Second, I think that, just as it has during earlier stages in the contraction of this sector, more of the profits will go to the biggest and most efficient players. The stock I’d watch here is Taiwan Semiconductor, which recently signed its first contract to make chips for Intel. For Intel!
And third, chip makers desperate to fill their foundries will aggressively expand into new but related business. Autos certainly where the silicon content of cars will keep climbing.
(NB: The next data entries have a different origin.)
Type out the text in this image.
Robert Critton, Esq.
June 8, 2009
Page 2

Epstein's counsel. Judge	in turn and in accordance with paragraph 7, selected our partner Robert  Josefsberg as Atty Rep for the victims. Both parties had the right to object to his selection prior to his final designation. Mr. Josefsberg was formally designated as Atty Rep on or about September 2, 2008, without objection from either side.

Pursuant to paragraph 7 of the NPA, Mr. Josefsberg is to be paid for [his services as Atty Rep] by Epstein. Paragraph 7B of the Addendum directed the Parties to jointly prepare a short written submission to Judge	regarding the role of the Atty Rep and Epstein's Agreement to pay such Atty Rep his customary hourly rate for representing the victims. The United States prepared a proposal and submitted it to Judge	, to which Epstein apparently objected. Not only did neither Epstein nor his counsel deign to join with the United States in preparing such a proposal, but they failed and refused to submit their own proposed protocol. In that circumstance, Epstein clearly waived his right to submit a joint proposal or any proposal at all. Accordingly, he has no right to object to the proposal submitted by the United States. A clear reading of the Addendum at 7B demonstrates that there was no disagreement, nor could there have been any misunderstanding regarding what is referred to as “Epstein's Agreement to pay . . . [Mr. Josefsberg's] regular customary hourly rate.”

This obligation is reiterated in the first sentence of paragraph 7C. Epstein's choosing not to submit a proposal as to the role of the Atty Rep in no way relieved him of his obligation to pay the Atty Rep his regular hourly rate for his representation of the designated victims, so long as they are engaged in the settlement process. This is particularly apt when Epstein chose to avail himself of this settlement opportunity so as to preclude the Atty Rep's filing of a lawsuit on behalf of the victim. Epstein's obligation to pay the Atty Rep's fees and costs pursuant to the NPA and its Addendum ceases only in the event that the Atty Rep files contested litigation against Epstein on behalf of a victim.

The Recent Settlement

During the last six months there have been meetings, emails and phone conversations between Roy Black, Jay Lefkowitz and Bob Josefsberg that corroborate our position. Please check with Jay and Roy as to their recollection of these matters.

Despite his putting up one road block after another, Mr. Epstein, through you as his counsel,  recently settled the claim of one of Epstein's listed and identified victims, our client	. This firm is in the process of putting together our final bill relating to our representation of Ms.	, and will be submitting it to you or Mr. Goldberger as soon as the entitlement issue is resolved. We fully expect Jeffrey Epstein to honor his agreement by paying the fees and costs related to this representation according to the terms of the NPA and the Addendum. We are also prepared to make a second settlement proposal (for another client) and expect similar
But the most enticing, if early news out of Taiwan Semiconductor, is manufacturing solar cells. Hey, it’s all silicon, no? As that move gathers strength, the most efficient chip makers are going to put pressure on the least efficient solar cell manufacturers. Solar companies are going to have to learn how to manufacture really, really efficiently. The ones that don’t aren’t oging to be bailed out by their technology and subsidies.
It should make for interesting times.
I think it’s important not to over-estimate the decline in PC sales. The forecasts are for a drop in units of about 4%-5% in 2009. Significant and enough to crush profits for many companies but not the same as volume dropping off a cliff.
I think its very hard to predict demand for silicon as PC demand is dying down and the non-hardcore users are not upgrading their PC frequently. At this rate is also makes one wonder just how much longer Moore’s law is going to last? TSM is showing a lot of resiliency in improving efficiency and wizardry branching into new revenue generating areas, sign of very strong management.